14Kardeşlerim, sizlerin iyilikle dolu, her tür bilgiyle kuşanmış, birbirinize öğüt verecek güçte olduğunuza kesin inancım vardır. 15Yine de belirli durumlar üzerinde size yazma atılganlığında bulundum. Böylece Tanrı'nın bana verdiği kayrayla anınızı tazelemek istedim. 16Bu kayra beni uluslar yararına Mesih İsa'nın görevlisi kıldı. Aldığım kutsal görev Tanrı'nın Sevinç Getirici Haber'i duyurmaktır.

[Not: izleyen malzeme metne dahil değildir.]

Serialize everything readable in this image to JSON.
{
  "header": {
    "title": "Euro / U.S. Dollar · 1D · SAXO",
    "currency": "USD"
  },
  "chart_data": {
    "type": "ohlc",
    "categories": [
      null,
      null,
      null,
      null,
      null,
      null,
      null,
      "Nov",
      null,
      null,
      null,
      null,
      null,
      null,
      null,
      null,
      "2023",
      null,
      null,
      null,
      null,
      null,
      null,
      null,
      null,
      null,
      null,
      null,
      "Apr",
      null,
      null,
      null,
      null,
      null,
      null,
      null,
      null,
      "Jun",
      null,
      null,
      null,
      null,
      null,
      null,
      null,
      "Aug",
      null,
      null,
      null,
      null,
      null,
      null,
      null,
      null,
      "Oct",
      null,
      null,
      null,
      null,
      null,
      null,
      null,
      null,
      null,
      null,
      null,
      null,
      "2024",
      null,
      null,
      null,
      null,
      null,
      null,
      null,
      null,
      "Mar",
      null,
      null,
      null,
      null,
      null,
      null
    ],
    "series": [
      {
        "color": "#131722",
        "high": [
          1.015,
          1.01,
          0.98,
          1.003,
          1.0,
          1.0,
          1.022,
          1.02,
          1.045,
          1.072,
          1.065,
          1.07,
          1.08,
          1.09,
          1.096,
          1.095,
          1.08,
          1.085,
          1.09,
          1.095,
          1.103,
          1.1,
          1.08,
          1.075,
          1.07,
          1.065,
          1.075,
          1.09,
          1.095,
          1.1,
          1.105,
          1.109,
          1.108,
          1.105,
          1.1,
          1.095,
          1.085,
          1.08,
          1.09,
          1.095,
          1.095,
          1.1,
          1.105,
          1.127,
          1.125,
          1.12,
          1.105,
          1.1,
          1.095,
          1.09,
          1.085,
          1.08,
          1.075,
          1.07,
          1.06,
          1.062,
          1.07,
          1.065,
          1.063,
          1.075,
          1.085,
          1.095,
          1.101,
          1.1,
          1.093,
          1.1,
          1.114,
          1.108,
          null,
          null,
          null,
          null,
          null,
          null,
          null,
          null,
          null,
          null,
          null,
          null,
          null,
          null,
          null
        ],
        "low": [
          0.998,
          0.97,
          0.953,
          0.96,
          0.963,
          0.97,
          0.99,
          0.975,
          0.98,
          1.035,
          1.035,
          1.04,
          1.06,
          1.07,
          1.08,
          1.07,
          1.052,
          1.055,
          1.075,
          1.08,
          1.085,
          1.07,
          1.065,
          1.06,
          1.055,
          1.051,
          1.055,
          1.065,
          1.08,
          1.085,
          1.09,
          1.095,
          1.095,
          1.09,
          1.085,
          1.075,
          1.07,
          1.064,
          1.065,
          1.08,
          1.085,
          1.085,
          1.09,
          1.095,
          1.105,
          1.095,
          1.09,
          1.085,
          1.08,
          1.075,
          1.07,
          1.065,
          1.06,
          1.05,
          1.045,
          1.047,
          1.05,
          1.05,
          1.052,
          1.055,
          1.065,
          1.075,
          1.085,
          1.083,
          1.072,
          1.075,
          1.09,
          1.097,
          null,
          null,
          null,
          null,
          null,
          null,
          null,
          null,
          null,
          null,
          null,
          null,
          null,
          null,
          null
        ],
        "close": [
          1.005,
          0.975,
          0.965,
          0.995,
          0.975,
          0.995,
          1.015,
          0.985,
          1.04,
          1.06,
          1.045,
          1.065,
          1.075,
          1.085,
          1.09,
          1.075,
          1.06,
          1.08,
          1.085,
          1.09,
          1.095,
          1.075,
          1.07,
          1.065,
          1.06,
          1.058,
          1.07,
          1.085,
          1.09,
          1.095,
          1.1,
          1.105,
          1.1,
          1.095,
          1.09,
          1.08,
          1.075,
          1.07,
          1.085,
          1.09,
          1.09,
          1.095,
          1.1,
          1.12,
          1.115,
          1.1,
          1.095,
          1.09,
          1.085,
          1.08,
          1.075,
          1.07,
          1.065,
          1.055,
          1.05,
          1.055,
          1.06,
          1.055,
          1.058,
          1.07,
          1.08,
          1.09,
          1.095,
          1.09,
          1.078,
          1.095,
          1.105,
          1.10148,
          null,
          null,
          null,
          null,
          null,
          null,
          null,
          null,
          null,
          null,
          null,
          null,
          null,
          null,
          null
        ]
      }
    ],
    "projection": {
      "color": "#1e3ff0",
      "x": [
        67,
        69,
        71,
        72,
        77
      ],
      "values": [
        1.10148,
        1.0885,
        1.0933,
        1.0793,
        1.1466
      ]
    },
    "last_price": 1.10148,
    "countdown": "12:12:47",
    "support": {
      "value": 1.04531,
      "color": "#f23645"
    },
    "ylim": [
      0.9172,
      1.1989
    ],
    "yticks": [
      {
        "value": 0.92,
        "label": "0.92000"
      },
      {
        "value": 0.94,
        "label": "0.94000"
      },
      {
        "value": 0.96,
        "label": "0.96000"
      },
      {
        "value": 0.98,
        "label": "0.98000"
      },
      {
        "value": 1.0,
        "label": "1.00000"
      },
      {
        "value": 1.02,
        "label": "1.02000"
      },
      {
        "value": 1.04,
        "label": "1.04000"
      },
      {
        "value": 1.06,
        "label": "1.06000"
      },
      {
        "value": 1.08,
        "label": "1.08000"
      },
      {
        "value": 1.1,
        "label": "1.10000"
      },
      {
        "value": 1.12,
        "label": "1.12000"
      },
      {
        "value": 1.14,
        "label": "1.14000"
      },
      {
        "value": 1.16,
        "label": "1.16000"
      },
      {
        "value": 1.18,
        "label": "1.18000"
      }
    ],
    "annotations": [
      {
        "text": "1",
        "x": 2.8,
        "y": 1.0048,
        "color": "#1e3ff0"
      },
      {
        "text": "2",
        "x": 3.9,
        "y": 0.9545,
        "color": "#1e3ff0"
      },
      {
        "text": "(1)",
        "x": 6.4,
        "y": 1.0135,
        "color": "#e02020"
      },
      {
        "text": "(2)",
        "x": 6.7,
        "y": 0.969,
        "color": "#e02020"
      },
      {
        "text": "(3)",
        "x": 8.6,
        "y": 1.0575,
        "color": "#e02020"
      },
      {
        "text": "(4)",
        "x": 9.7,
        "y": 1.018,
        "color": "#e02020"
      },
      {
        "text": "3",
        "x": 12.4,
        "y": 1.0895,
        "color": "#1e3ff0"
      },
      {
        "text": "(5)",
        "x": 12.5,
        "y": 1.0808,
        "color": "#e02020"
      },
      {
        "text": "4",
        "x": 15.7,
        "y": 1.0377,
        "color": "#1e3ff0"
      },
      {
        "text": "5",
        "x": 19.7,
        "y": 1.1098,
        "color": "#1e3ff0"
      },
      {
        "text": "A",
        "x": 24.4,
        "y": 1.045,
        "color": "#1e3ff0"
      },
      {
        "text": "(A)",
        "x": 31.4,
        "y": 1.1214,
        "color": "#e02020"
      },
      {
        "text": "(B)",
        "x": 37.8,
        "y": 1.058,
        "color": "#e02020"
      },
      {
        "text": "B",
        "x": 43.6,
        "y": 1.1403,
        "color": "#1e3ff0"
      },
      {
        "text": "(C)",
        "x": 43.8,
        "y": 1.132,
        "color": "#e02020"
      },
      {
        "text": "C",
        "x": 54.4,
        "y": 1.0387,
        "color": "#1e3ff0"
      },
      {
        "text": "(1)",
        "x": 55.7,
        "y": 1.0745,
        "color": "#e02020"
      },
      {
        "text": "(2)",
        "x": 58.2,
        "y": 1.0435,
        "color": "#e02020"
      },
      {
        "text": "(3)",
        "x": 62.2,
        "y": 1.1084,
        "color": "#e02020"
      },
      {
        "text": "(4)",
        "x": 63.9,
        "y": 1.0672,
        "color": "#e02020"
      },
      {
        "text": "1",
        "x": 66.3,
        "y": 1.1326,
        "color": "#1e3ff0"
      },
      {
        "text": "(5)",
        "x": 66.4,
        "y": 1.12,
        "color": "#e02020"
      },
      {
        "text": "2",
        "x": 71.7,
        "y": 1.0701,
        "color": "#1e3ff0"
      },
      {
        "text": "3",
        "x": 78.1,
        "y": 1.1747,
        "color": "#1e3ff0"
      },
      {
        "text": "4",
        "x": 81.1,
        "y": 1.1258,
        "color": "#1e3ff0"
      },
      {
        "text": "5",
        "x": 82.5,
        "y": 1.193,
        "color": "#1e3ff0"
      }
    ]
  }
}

Öyle ki, uluslar Tanrı'ya sunulması uygun, Kutsal Ruh aracılığıyla kutsanmış bir sunu olsun. 17Bu nedenle, Mesih İsa bağlılığında Tanrı'ya hizmetimden övünç duyabilirim. 18Ulusların tanrısal buyruğa uyması için, Mesih'in sözle ve işle benim aracılığımla gördüğü işlerden başka hiçbir konuda konuşma atılganlığını göstermeyeceğim. 19Böylece, belirtiler ve göz kamaştırıcı eylemler gücüyle, Kutsal Ruh yetkisiyle Yeruşalem'den İlirya dolaylarına dek, Mesih'in Sevinç Getirici Haberi'ni baştan başa yaydım. 20Amacım, başka birinin attığı temel üzerine yapı kurmamaktı. Bu nedenle, Mesih adının bilnmediği yerlerde Sevinç Getirici Haber'i yaymayı onur sorunu saydım: 21Kitap'ta yazılmış olanı uyguladım: 'Kendilerine haber verilmemiş olanlar görecekler. O'na ilişkin bir şey duymamış olanlar anlayacaklar.'
Ayet 14 ile 15'te Pavlus Roma'daki inanlıların ruhsal durumuna değinerek onların öğretişe o kadar gereksinmeleri olmadığını açıkladıktan sonra kendilerine yazmasının amacı bildikleri ruhsal gerçekleri onlara anımsatmak olduğunu belirtir. Pavlus Roma'daki kardeşlerin iyilikle dolu olduğuna inanıyordu (ayet 14).Yaşamları Tanrı'nın gerçeğine uygundu. "Her tür bilgiyle kuşanmış" bulunuyorlardı. Ruhsal gerçekleri iyice kavramışlardı. Pavlus'un, birbirlerine "öğüt verecek güçte" olduklarına kesin inancı vardı. Öğüt vermek sözcüğünün aslı "akla koymak" anlamındadır. Birine yalnış davranışını anlatarak yolunu değiştirmesini sağlamaya çalışmak demektir. Pavlus Titos'a şöyle buyruk verir: "Bir iki kez öğütledikten sonra karıştırıcı insandan yüz çevir. Böyle birinin doğru yoldan sapmış olduğunu bilesin. O günah işlemektedir, üstelik kendi gözünde suçludur" (Titos 3:10,11).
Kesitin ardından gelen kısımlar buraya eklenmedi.